Deshalb noch einmal: Wer bei diesem hoch sensiblen Beratungsangebot die Finanzschraube anziehen will, der will Hilfen für Schwangere in Thüringen erschweren und sie nicht erleichtern. Hilfen für Schwangere sind auch - und ich betone „auch“ - die Ehe-, Familien- und Lebensberatungsstellen. Deren Förderung wurde seit dem Wahljahr 2004 von 1,66 Mio. € auf nur noch 1,26 Mio. € gekürzt. Schauen Sie sich die Familienhilfe an: Dort gab es im Wahljahr knapp 2,6 Mio. € Landesförderung und nun sind es
nur noch 1,8 Mio. €. Mit den gekürzten 800.000 € ließe sich manche Hilfe für Schwangere fördern. Von den Leistungen für Kinderschutzdienste will ich heute gar nicht reden. Dies ist an anderer Stelle geschehen und wir werden im Ausschuss auch noch darüber reden.

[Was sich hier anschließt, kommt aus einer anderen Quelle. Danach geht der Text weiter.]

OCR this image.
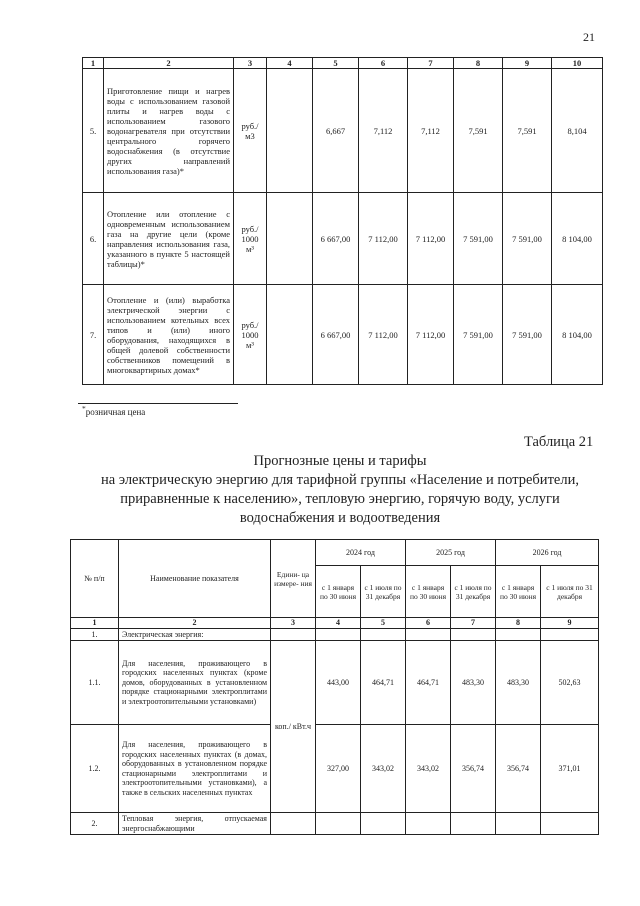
21
1	2	3	4	5	6	7	8	9	10
5.	Приготовление пищи и нагрев воды с использованием газовой плиты и нагрев воды с использованием газового водонагревателя при отсутствии центрального горячего водоснабжения (в отсутствие других направлений использования газа)*	руб./ м3		6,667	7,112	7,112	7,591	7,591	8,104
6.	Отопление или отопление с одновременным использованием газа на другие цели (кроме направления использования газа, указанного в пункте 5 настоящей таблицы)*	руб./ 1000 м³		6 667,00	7 112,00	7 112,00	7 591,00	7 591,00	8 104,00
7.	Отопление и (или) выработка электрической энергии с использованием котельных всех типов и (или) иного оборудования, находящихся в общей долевой собственности собственников помещений в многоквартирных домах*	руб./ 1000 м³		6 667,00	7 112,00	7 112,00	7 591,00	7 591,00	8 104,00
*розничная цена
Таблица 21
Прогнозные цены и тарифы
на электрическую энергию для тарифной группы «Население и потребители,
приравненные к населению», тепловую энергию, горячую воду, услуги
водоснабжения и водоотведения
№ п/п	Наименование показателя	Едини- ца измере- ния	2024 год		2025 год		2026 год	
			с 1 января по 30 июня	с 1 июля по 31 декабря	с 1 января по 30 июня	с 1 июля по 31 декабря	с 1 января по 30 июня	с 1 июля по 31 декабря
1	2	3	4	5	6	7	8	9
1.	Электрическая энергия:							
1.1.	Для населения, проживающего в городских населенных пунктах (кроме домов, оборудованных в установленном порядке стационарными электроплитами и электроотопительными установками)	коп./ кВт.ч	443,00	464,71	464,71	483,30	483,30	502,63
1.2.	Для населения, проживающего в городских населенных пунктах (в домах, оборудованных в установленном порядке стационарными электроплитами и электроотопительными установками), а также в сельских населенных пунктах		327,00	343,02	343,02	356,74	356,74	371,01
2.	Тепловая энергия, отпускаемая энергоснабжающими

Deshalb, liebe Kolleginnen und Kollegen von der CDU, die politische Auseinandersetzung über bessere Hilfen für Schwangere und Hilfen für Familien in Notsituationen eignet sich nicht für eine Aktuelle Stunde, wo der Redebeitrag 5 Minuten dauern darf. Stattdessen sollten Sie die Ergebnisse der Anhörung im Sozialausschuss differenziert auswerten und dann in politische Taten umsetzen. Es liegen Ihnen Anträge meiner Fraktion vor und wir können es gern nach der Auswertung der Ergebnisse ausweiten - ich hoffe auch gemeinsam, wenn Sie zur Änderung bereit sind. Vorschläge gab es genug und wir haben keine Zeit für Regierungsjubel zu verlieren, zumal die Entdeckung des Handlungsbedarfs aufseiten der Landesregierung ziemlich frisch ist und offenbar unmittelbar mit den Schlagzeilen der Medien in Verbindung steht. Ich danke Ihnen.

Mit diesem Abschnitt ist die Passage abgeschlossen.